Nous avons l’expérience de ces coproductions européennes écrites pour un public international avec un casting polyglotte et cosmopolite. Le «public international» n’existe pas. Vouloir s’adresser à lui est un leurre et ces films, à l’identité diluée sous une accumulation de contraintes financières et culturelles ont tous été des échecs. On les appelait des «Euro-puddings» dans les années 90. Le cinéma européen à beaucoup progressé depuis cette époque.
L’identité des films doit aujourd’hui être bien assise pour que le public se sente concerné, rassuré et désireux de passer 90 minutes dans une salle obscure.
A contrario, en ce qui concerne la production, les mécanismes et les guichets européens et nationaux se conjuguent pour permettre le financement d’un nombre croissant de films à l’international. Le cinéma français, à titre d’exemple, a produit 270 films en 2011 dont 120 coproductions internationales. Ces films ont été coproduits avec 38 pays différents. Nous dépassons donc largement le cadre de l’Europe.
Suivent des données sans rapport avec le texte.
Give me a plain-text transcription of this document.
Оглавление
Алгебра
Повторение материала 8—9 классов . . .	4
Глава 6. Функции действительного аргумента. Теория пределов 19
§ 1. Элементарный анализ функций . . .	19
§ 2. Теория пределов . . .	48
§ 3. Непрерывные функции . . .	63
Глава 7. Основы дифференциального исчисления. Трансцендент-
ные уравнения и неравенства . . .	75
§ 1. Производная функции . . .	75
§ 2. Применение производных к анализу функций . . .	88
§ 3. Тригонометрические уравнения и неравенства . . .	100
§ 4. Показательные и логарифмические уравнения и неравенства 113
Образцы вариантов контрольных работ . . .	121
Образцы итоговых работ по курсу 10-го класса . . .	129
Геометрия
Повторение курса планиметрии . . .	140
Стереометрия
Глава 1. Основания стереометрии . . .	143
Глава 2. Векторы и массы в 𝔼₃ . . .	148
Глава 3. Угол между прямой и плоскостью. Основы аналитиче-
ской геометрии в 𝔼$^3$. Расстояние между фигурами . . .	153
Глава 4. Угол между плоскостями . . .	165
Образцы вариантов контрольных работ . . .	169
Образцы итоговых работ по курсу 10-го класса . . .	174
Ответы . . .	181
Le cinéma est donc une affaire de financement international pour des publics nationaux.
- Littérature ou poésie grecque : laquelle préférez-vous et pourquoi ?
Arrivé très récemment en Grèce, je ne suis pas en mesure de connaître un large éventail de la littérature grecque, même si en France Vassilis Alexakis par exemple, est largement connu du public. Par goût, je suis enclin à lire beaucoup de poésie, française, italienne et même grecque, traduite en français, mes connaissances de la langue ne me permettant pas de lire la poésie dans le texte. Avant même de venir à Athènes, je connaissais les œuvres de plusieurs poètes du XXe s. comme Elytis, Séféris et Ritsos. A titre personnel, je peux ainsi affirmer que ma préférence se porte sur la poésie grecque, l’essence même du logos, et la Grèce demeure pour moi la patrie de la poésie.